Certain limitations of this study should be acknowledged. Although well-designed and executed, the study was small and performed in a single center. Further, by excluding individuals with a body mass index in the overweight range (25 to 29.9 kg/m2), the results do not clearly apply to this very large population of individuals. The study did not account for important confounders of circadian rhythm such as disruption of sleep quality or duration—something very relevant in obese patients, given the high prevalence of sleep apnea in such individuals. Future studies might, in fact, explore whether exaggerated disruption of natriuretic peptide blood pressure rhythms might explain the well-described link between sleep apnea and hypertension. Of course, the etiology of hypertension in obese individuals is far more complex than can be explained by this one finding, which must be put into context (Figure 1). Last, the findings of the study do not provide therapeutic insights into the links between obesity and hypertension.

Figure 1.

Summary of Mechanisms of Obesity-Induced Hypertension
Na = sodium; RAAS = renin angiotensin aldosterone system.
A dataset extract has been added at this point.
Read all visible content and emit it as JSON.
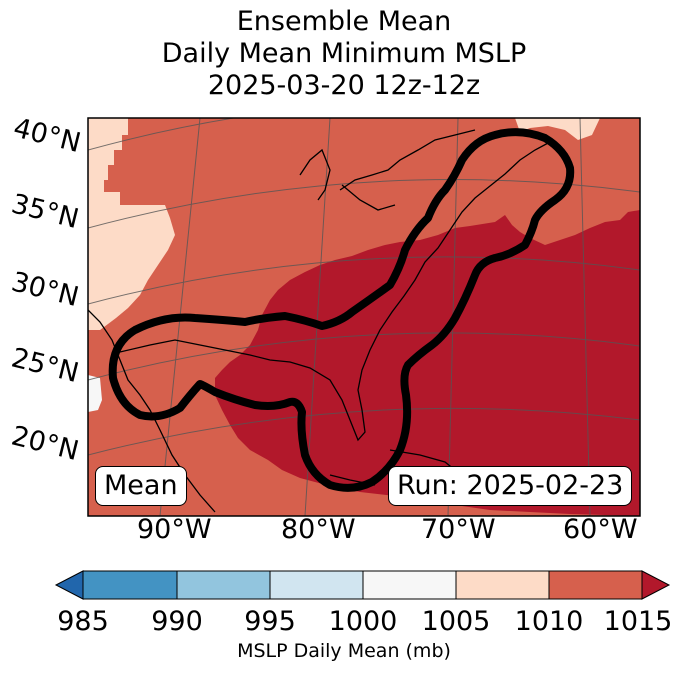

Given the rapidly worsening global pandemic of obesity, the incidence and prevalence of hypertension will continue to grow. The results of Parcha et al.[14] identify a possibly important target for attenuating how obesity leads to accelerated cardiovascular disease. It is tempting to speculate that means raising circulating ANP or BNP in obese patients, either pharmacologically with neprilysin inhibition or even more specifically by weight loss, might specifically target the disrupted associations between natriuretic peptides and blood pressure. In fact, in obese individuals, bariatric surgery produces a substantial increase in normal natriuretic peptide concentrations and a greater tolerance for sodium loading,[15,16] but how weight loss affects the disrupted natriuretic peptide–blood pressure chronobiology in obese individuals remains uncertain and should be investigated.